Despite the fairly geographically dispersed nature of my Twitter feed, it has its own evident cycles. Each day around 6pm in California, where I live, the feed quiets down, and when I wake in the morning, generally around 6am, not a whole lot appears to have transpired, despite the presence of plenty of Australians and Japanese, among others, in my mix.
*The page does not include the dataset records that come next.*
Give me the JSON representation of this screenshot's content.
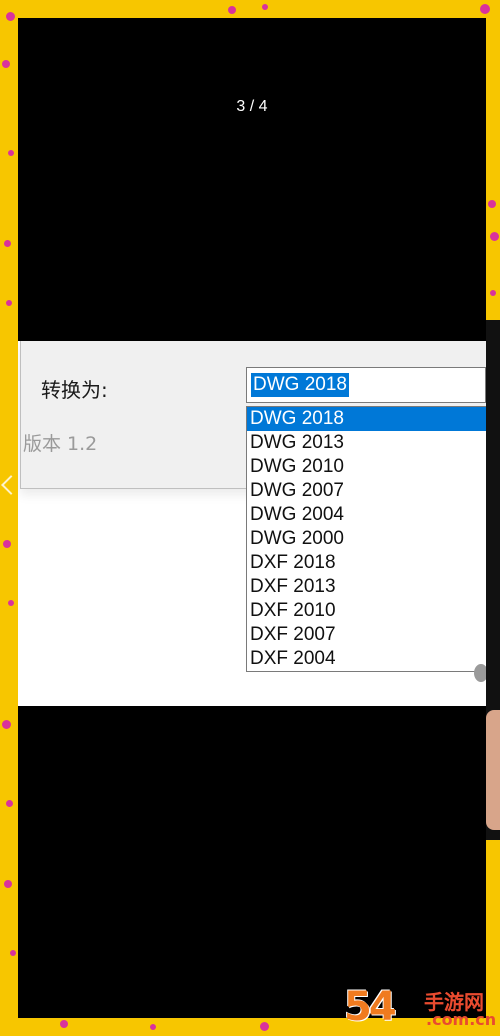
{
  "viewer": {
    "page_counter": "3 / 4"
  },
  "dialog": {
    "convert_label": "转换为:",
    "version_label": "版本 1.2",
    "selected_format": "DWG 2018",
    "options": [
      "DWG 2018",
      "DWG 2013",
      "DWG 2010",
      "DWG 2007",
      "DWG 2004",
      "DWG 2000",
      "DXF 2018",
      "DXF 2013",
      "DXF 2010",
      "DXF 2007",
      "DXF 2004"
    ],
    "highlighted_option": "DWG 2018"
  },
  "watermark": {
    "number": "54",
    "brand": "手游网",
    "domain": ".com.cn"
  },
  "colors": {
    "frame_background": "#f7c600",
    "dots": "#d9329c",
    "selection": "#0078d7"
  }
}
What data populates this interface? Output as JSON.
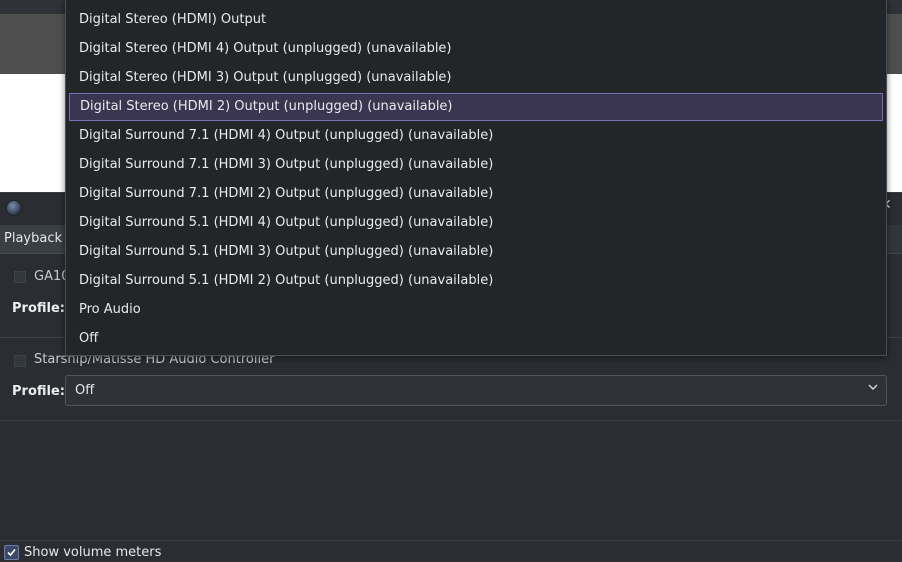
{
  "playback_tab": "Playback",
  "devices": [
    {
      "name": "GA10",
      "profile_label": "Profile:"
    },
    {
      "name": "Starship/Matisse HD Audio Controller",
      "profile_label": "Profile:",
      "profile_value": "Off"
    }
  ],
  "dropdown": {
    "items": [
      "Digital Stereo (HDMI) Output",
      "Digital Stereo (HDMI 4) Output (unplugged) (unavailable)",
      "Digital Stereo (HDMI 3) Output (unplugged) (unavailable)",
      "Digital Stereo (HDMI 2) Output (unplugged) (unavailable)",
      "Digital Surround 7.1 (HDMI 4) Output (unplugged) (unavailable)",
      "Digital Surround 7.1 (HDMI 3) Output (unplugged) (unavailable)",
      "Digital Surround 7.1 (HDMI 2) Output (unplugged) (unavailable)",
      "Digital Surround 5.1 (HDMI 4) Output (unplugged) (unavailable)",
      "Digital Surround 5.1 (HDMI 3) Output (unplugged) (unavailable)",
      "Digital Surround 5.1 (HDMI 2) Output (unplugged) (unavailable)",
      "Pro Audio",
      "Off"
    ],
    "highlighted_item": "Digital Stereo (HDMI 2) Output (unplugged) (unavailable)"
  },
  "footer": {
    "show_volume_meters_label": "Show volume meters",
    "show_volume_meters_checked": true
  },
  "colors": {
    "highlight_border": "#7b6fb8",
    "highlight_bg": "#3a3550",
    "checkbox_accent": "#6a7fb0"
  },
  "icons": [
    "app-icon",
    "close-icon",
    "device-icon",
    "chevron-down-icon",
    "checkmark-icon"
  ]
}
Last night, to probe the dark hours, I set an automated tweet as a little experiment, to find out what people were hearing elsewhere. (I used the same IFTTT.com tool that auto-tweets for me the Tuesday noon civic warning siren here in San Francisco.) I wrote, just shy of 140 characters:
>[It’s 2:15am (this tweet’s automated). If you’re reading it, you’re likely not in the U.S. Please tweet back what you hear. #listening](https://twitter.com/disquiet/status/507819884735373312)
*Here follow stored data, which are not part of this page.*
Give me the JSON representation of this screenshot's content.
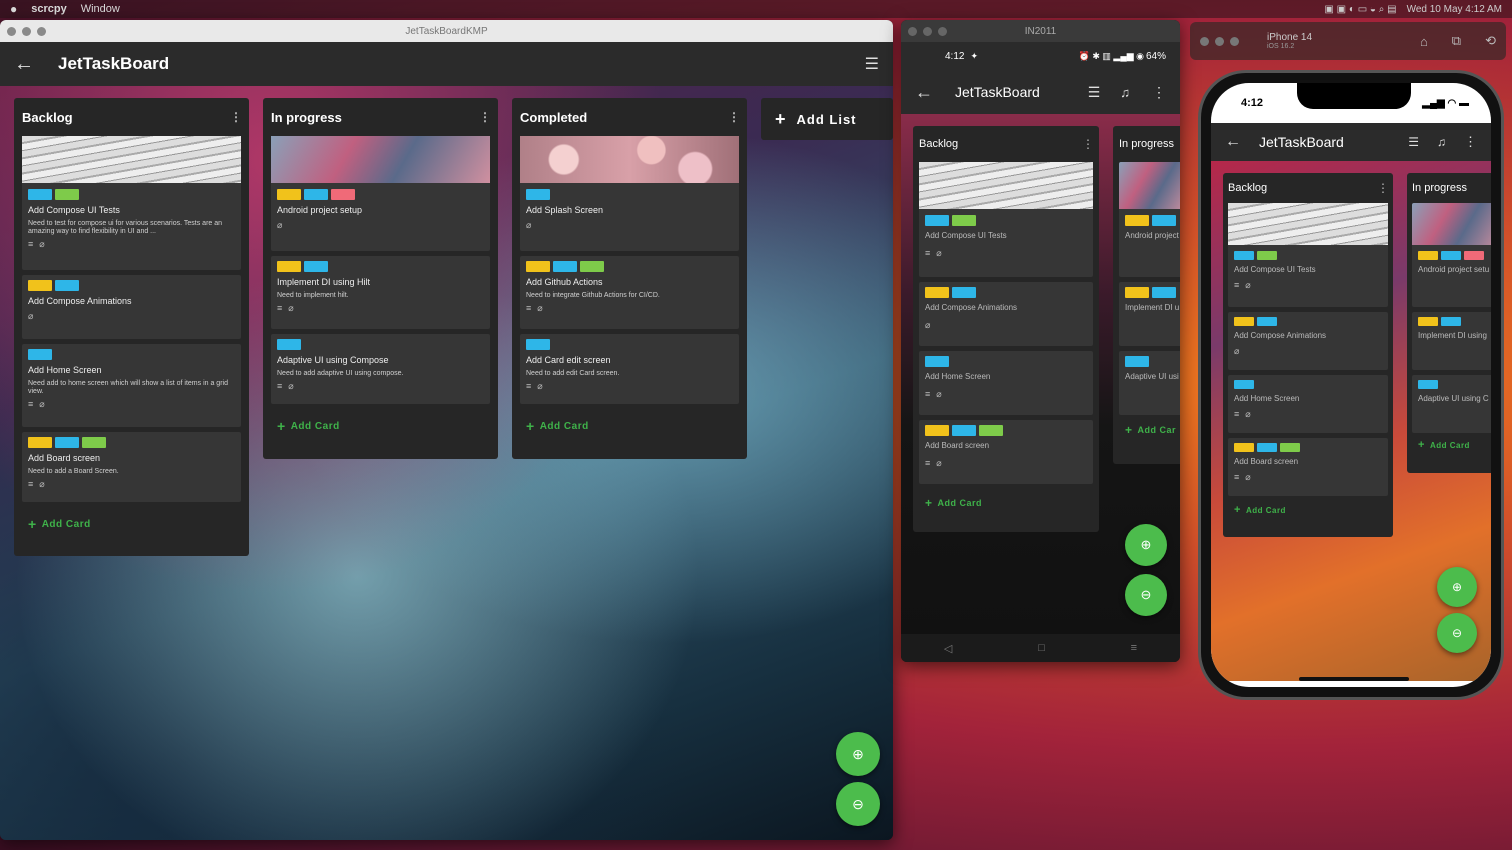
{
  "menubar": {
    "apple": "",
    "app": "scrcpy",
    "menu": "Window",
    "clock": "Wed 10 May 4:12 AM"
  },
  "desktop": {
    "window_title": "JetTaskBoardKMP",
    "app_title": "JetTaskBoard",
    "add_list": "Add List",
    "add_card": "Add Card",
    "lists": [
      {
        "title": "Backlog",
        "cards": [
          {
            "labels": [
              "#2eb6e8",
              "#7ecb4a"
            ],
            "title": "Add Compose UI Tests",
            "desc": "Need to test for compose ui for various scenarios. Tests are an amazing way to find flexibility in UI and ..."
          },
          {
            "labels": [
              "#f1c21b",
              "#2eb6e8"
            ],
            "title": "Add Compose Animations",
            "desc": ""
          },
          {
            "labels": [
              "#2eb6e8"
            ],
            "title": "Add Home Screen",
            "desc": "Need add to home screen which will show a list of items in a grid view."
          },
          {
            "labels": [
              "#f1c21b",
              "#2eb6e8",
              "#7ecb4a"
            ],
            "title": "Add Board screen",
            "desc": "Need to add a Board Screen."
          }
        ]
      },
      {
        "title": "In progress",
        "cards": [
          {
            "labels": [
              "#f1c21b",
              "#2eb6e8",
              "#f06a78"
            ],
            "title": "Android project setup",
            "desc": ""
          },
          {
            "labels": [
              "#f1c21b",
              "#2eb6e8"
            ],
            "title": "Implement DI using Hilt",
            "desc": "Need to implement hilt."
          },
          {
            "labels": [
              "#2eb6e8"
            ],
            "title": "Adaptive UI using Compose",
            "desc": "Need to add adaptive UI using compose."
          }
        ]
      },
      {
        "title": "Completed",
        "cards": [
          {
            "labels": [
              "#2eb6e8"
            ],
            "title": "Add Splash Screen",
            "desc": ""
          },
          {
            "labels": [
              "#f1c21b",
              "#2eb6e8",
              "#7ecb4a"
            ],
            "title": "Add Github Actions",
            "desc": "Need to integrate Github Actions for CI/CD."
          },
          {
            "labels": [
              "#2eb6e8"
            ],
            "title": "Add Card edit screen",
            "desc": "Need to add edit Card screen."
          }
        ]
      }
    ]
  },
  "android": {
    "window_title": "IN2011",
    "time": "4:12",
    "battery": "64%",
    "app_title": "JetTaskBoard",
    "col1": "Backlog",
    "col2": "In progress",
    "add_card": "Add Card",
    "add_card_short": "Add Car",
    "cards": [
      "Add Compose UI Tests",
      "Add Compose Animations",
      "Add Home Screen",
      "Add Board screen"
    ],
    "cards2": [
      "Android project",
      "Implement DI u",
      "Adaptive UI usi"
    ]
  },
  "ios": {
    "window_title": "iPhone 14",
    "window_sub": "iOS 16.2",
    "time": "4:12",
    "app_title": "JetTaskBoard",
    "col1": "Backlog",
    "col2": "In progress",
    "add_card": "Add Card",
    "cards": [
      "Add Compose UI Tests",
      "Add Compose Animations",
      "Add Home Screen",
      "Add Board screen"
    ],
    "cards2": [
      "Android project setu",
      "Implement DI using",
      "Adaptive UI using C"
    ]
  }
}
The replies were gratifying, like transcriptions of recordings of utterly failed stake-out surveillance from around world.
Martin Dittus, whose account doesn’t list a location but whose desktop.de URL sports the German suffix, wrote:
>[@disquiet i hear a machine learning geek talking about L1 norms](https://twitter.com/dekstop/status/507820978018476032)
Beth, who lives in Newcastle, in the U.K., wrote as follows. Her parenthetical — “(distant)” — serves as a nice summary of this entire little endeavor:
>[@disquiet Autechre, birds, plane (distant), voices (distant).](https://twitter.com/anguaji/status/507823874986508288)
Darren Shaw, who lives in Rochdale, in the U.K., wrote:
>[@disquiet office chatter, computer fans, whine of HMI lights, phone notification beeps.](https://twitter.com/gierrofo/status/507844343701729280)
Nathan Thomas, who has a UK URL (afternoondust.co.uk), wrote:
>[@disquiet photocopier, keyboard clacking, an apple being bitten into, computer fans #officedrone](https://twitter.com/nlt_1840/status/507866408156667904)
Inevitably, the middle of the night in the U.S. doesn’t entirely limit North American participation.
Chris Hutson of Peoria, Illinois, wrote:
>[@disquiet i’m an insomniac in the USA and i hear crickets and frogs](https://twitter.com/chutson99/status/507821805503922176)
Lee Rosevere, who’s based in British Columbia, wrote:
>[@disquiet Simple Minds “Don’t you forget about me” playing in the studio.](https://twitter.com/LeeRosevere/status/507865754402705408)
Joshua Anderson, who lives in Buffalo, New York, and was up early, wrote:
>[@disquiet crickets, a fan, my wife moving a plastic bag](https://twitter.com/fzosh85/status/507837298483150848)
And Chicago-based Cinchel weighed in after the fact:
>[@disquiet i’m 3hrs late..but at 5am CST i was listening to cats running around my apt playing with a pen](https://twitter.com/cinchel/status/507877549708673025)
I may do this again, either the same way, or with a different query and with a different time stamp.
*(Globe photo by Kenneth Lu, thanks to [flic.kr](https://flic.kr/p/3mb1Zu) and Creative Commons.)*
A Junto project Marc? A composition based upon your environmental sounds at a particular time stamp, or some variation thereof? Just a thought.
Just seeing your note. Sorry for the reply delay. This is something. I need to think on it. It’s a very solid foundation.